ZOBACZ TEŻ: Pościg za pijanym kierowcą, który przewoził w aucie 11-letnią dziewczynkę
- Wszyscy cudzoziemcy zostali zatrzymani za usiłowanie niezgodnego z prawem przekroczenia granicy państwowej wbrew przepisom w porozumieniu z innymi osobami, co stanowi przestępstwo określone w art. 264 kodeksu karnego - poinformowała Joanna Konieczniak, rzecznik prasowy Komendanta Nadodrzańskiego Oddziału Straży Granicznej. - Obywatel Gambii został zatrzymany za pomocnictwo w tym przestępstwie.
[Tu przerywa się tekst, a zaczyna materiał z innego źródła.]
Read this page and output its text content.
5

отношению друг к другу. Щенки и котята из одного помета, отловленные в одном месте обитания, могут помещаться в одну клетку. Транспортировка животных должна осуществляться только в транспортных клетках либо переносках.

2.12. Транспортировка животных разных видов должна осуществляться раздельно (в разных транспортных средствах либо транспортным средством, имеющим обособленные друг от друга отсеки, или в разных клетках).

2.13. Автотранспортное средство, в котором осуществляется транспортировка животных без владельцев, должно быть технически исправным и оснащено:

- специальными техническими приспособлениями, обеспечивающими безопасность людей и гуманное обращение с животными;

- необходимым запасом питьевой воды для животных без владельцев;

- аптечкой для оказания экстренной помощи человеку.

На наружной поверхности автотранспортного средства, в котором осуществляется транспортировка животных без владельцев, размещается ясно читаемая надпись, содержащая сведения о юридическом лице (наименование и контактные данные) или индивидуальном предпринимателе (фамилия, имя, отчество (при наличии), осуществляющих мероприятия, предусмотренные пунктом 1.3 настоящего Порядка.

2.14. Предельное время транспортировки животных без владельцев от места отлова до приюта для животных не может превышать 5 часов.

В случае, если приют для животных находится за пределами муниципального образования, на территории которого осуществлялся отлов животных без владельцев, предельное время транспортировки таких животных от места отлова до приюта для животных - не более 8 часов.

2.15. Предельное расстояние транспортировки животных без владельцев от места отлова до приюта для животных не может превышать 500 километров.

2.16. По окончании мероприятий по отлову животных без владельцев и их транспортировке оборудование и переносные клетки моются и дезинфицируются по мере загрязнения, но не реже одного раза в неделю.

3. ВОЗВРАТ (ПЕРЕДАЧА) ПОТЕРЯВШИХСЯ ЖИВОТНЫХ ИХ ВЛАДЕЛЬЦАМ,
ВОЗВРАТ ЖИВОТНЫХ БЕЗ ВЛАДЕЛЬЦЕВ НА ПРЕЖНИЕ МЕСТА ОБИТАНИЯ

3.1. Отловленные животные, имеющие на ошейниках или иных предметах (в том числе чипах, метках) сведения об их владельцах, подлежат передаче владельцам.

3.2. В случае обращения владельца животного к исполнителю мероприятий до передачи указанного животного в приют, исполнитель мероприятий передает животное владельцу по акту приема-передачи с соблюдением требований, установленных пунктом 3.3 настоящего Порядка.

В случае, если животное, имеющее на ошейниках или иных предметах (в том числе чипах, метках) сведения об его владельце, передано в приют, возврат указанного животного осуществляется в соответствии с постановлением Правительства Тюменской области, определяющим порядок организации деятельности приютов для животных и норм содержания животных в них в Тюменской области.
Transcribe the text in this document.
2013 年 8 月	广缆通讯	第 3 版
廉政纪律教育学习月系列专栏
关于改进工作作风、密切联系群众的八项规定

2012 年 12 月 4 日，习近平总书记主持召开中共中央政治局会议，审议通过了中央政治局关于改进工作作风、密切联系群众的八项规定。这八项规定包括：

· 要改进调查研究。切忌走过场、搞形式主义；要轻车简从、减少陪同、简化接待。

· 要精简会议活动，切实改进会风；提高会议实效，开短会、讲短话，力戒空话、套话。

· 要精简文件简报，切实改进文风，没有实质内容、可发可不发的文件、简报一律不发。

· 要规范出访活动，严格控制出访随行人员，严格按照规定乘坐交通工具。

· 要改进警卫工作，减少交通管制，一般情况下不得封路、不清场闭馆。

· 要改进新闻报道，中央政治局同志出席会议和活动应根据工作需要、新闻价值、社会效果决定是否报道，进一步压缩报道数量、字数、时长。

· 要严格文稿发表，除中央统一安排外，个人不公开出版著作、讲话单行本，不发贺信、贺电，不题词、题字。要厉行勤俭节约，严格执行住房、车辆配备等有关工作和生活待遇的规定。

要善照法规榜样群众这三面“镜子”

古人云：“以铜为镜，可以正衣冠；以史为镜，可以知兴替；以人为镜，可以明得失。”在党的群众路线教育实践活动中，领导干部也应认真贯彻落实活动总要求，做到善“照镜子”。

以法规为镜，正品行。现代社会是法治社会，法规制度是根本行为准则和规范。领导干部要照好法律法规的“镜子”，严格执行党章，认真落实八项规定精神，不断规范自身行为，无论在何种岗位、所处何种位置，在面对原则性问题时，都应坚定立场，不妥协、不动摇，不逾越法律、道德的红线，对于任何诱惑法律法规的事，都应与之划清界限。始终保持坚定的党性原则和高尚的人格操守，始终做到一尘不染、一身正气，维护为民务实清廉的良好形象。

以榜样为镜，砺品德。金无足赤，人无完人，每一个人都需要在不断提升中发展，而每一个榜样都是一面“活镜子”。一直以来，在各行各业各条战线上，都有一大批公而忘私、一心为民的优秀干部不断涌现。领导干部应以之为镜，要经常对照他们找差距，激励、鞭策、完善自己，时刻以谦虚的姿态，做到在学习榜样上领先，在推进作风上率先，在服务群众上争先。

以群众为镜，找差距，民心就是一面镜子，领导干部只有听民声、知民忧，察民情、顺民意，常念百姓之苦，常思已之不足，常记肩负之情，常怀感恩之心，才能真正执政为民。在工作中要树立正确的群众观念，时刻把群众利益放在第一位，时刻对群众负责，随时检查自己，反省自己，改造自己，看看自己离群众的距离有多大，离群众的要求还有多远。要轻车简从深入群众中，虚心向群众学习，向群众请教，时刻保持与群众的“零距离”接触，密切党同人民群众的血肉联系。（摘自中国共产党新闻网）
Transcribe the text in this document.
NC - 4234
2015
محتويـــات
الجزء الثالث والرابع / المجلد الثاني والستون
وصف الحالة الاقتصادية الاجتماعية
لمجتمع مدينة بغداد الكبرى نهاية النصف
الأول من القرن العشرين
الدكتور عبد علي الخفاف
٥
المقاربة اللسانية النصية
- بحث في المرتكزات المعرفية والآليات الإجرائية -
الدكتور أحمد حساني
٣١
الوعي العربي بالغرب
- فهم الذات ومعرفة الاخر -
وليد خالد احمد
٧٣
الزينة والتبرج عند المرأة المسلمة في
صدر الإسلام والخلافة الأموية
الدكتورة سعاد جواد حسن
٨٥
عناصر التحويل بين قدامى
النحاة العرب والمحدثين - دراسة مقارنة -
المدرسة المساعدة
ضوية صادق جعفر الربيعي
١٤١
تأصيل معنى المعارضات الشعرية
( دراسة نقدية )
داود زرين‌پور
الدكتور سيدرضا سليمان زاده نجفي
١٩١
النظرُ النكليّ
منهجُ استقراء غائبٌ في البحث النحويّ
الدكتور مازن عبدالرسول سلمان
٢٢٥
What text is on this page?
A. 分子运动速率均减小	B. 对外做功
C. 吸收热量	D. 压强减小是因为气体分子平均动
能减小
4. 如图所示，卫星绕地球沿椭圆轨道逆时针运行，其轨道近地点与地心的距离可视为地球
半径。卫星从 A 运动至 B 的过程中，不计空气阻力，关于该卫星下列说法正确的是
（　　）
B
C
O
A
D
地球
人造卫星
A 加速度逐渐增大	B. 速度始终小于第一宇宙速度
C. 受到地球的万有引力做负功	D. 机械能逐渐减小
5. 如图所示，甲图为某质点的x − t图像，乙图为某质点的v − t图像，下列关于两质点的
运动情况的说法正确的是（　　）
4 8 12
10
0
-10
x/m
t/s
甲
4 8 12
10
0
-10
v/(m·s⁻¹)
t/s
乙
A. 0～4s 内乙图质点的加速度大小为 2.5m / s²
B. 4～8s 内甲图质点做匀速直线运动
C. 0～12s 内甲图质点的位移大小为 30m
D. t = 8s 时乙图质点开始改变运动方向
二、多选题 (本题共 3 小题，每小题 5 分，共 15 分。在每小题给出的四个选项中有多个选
Jak się okazało, Gambijczyk miał pomóc pozostałym Afrykańczykom dostać się do Berlina. Nie był to jednak koniec jego kłopotów. W samochodzie funkcjonariusze znaleźli bowiem marihuanę, a badanie potwierdziło, że 37-latek był pod wpływem środków odurzających. Mężczyzna został aresztowany tymczasowo na 3 miesiące. Grożą mu nawet 3 lata więzienia i utrata prawa do pobytu w Polsce.
Podczas przesłuchania pozostali cudzoziemcy przyznali się do próby nielegalnego przekroczenia granicy i dobrowolnie poddali się karze 6 miesięcy pozbawiania wolności w zawieszeniu na 2 lata. Ponadto zostało wobec nich wszczęte postępowanie administracyjne, mające na celu zobowiązanie ich do opuszczenia Polski.